Lei nel suo discorso di investitura ha dato grande importanza alla riduzione dell’orario di lavoro. Ma l’argomento non è nella piattaforma unitaria con Cgil e Cisl e ieri Bonomi pare abbia commentato: «Non è quella la strada, come ha dimostrato la Francia di Mitterrand»…
Sì, ho letto e mi è sembrato un esempio un po’ datato mentre di riduzione di orario si parla oggi in Germania e in Finlandia. La piattaforma unitaria è antecedente alla mia elezione ma con Cgil e Cisl siamo d’accordo sul fatto che la riduzione di orario – assieme alla formazione e alla conciliazione dei tempi di vita – sia un elemento strategico per il futuro, specie nel contesto post Covid con smart working e lavoro per obiettivi e in un quadro economico in cui ci sarà meno lavoro e andrà redistribuito.

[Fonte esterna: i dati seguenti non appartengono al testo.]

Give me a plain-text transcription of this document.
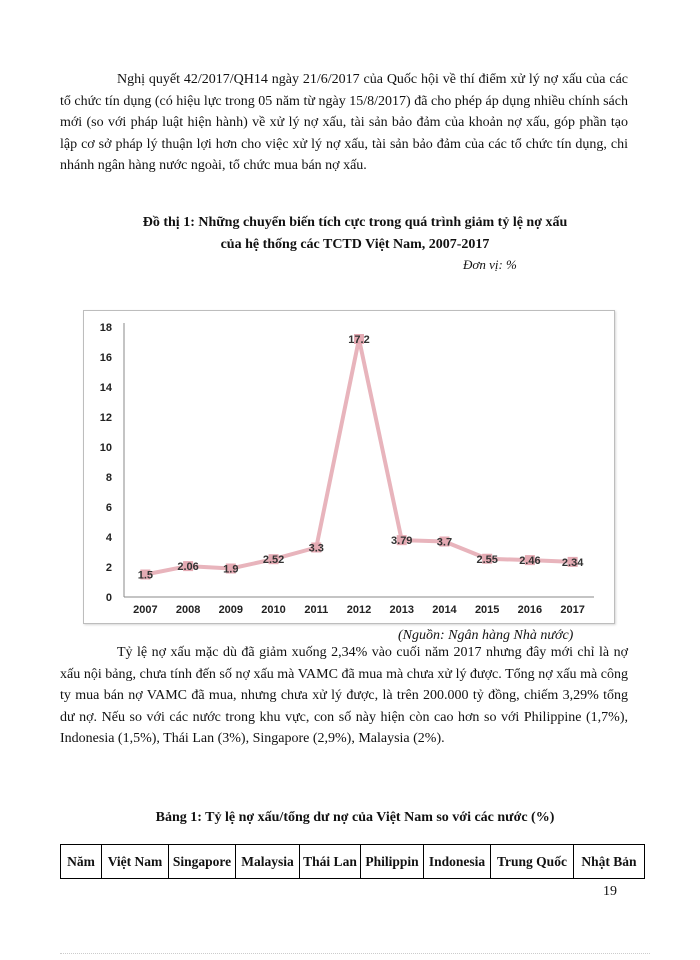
Nghị quyết 42/2017/QH14 ngày 21/6/2017 của Quốc hội về thí điểm xử lý nợ xấu của các tổ chức tín dụng (có hiệu lực trong 05 năm từ ngày 15/8/2017) đã cho phép áp dụng nhiều chính sách mới (so với pháp luật hiện hành) về xử lý nợ xấu, tài sản bảo đảm của khoản nợ xấu, góp phần tạo lập cơ sở pháp lý thuận lợi hơn cho việc xử lý nợ xấu, tài sản bảo đảm của các tổ chức tín dụng, chi nhánh ngân hàng nước ngoài, tổ chức mua bán nợ xấu.

Đồ thị 1: Những chuyển biến tích cực trong quá trình giảm tỷ lệ nợ xấu

của hệ thống các TCTD Việt Nam, 2007-2017

Đơn vị: %
0
2
4
6
8
10
12
14
16
18
2007 2008 2009 2010 2011 2012 2013 2014 2015 2016 2017
1.5
2.06 1.9
2.52
3.3
17.2
3.79 3.7
2.55 2.46 2.34
(Nguồn: Ngân hàng Nhà nước)

Tỷ lệ nợ xấu mặc dù đã giảm xuống 2,34% vào cuối năm 2017 nhưng đây mới chỉ là nợ xấu nội bảng, chưa tính đến số nợ xấu mà VAMC đã mua mà chưa xử lý được. Tổng nợ xấu mà công ty mua bán nợ VAMC đã mua, nhưng chưa xử lý được, là trên 200.000 tỷ đồng, chiếm 3,29% tổng dư nợ. Nếu so với các nước trong khu vực, con số này hiện còn cao hơn so với Philippine (1,7%), Indonesia (1,5%), Thái Lan (3%), Singapore (2,9%), Malaysia (2%).

Bảng 1: Tỷ lệ nợ xấu/tổng dư nợ của Việt Nam so với các nước (%)

Năm	Việt Nam	Singapore	Malaysia	Thái Lan	Philippin	Indonesia	Trung Quốc	Nhật Bản
19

Voi della Uil siete stati considerati i più vicini al M5s – all’ultimo congresso avete regalato il casco dell’Ilva a Di Maio – come si pone lei ora verso la ministra Catalfo che propone la riduzione di orario?
Guardi, il caschetto a Di Maio lo demmo perché aveva appena fatto l’accordo con Mittal dopo lo scellerato tentativo di Calenda. Noi guardiamo al merito delle questioni: con la ministra Catalfo siamo d’accordo quando parla di riforma degli ammortizzatori, lo sarà lei di meno se noi vogliamo legare la formazione al Reddito di cittadinanza. Siamo d’accordo se propone la riduzione di orario, meno se vuole stabilire il salario minimo per legge. Quanto al rapporto con il M5s, se mi chiedesse della Azzolina sarei molto più critico perché sulla scuola sono stati fatti gravi errori.

In definitiva è ottimista sul futuro delle relazioni industriali? Il governo potrà fare da paciere fra voi e Bonomi?
Al governo chiediamo una convocazione per discutere di Recovery Fund e per questo scendiamo in piazza – siamo felici di tornaci – il 18 settembre: io parteciperò alla manifestazione di Roma. Quanto a Confindustria, vogliamo discutere di un’idea di paese alla luce del Covid. Vogliamo cambiare paradigma o tornare alle ricette trite e ritrite dei Bocconiani e ai disastri del mercato duro e puro? Tante ricerche ci dicono che le imprese hanno usato i soldi pubblici non per investimenti in innovazione ma spesso per speculazioni finanziarie. Ecco, io penso che le aziende sono anche dei lavoratori che spesso ci muoiono dentro e lo Stato deve finanziare l’innovazione, non regalare soldi.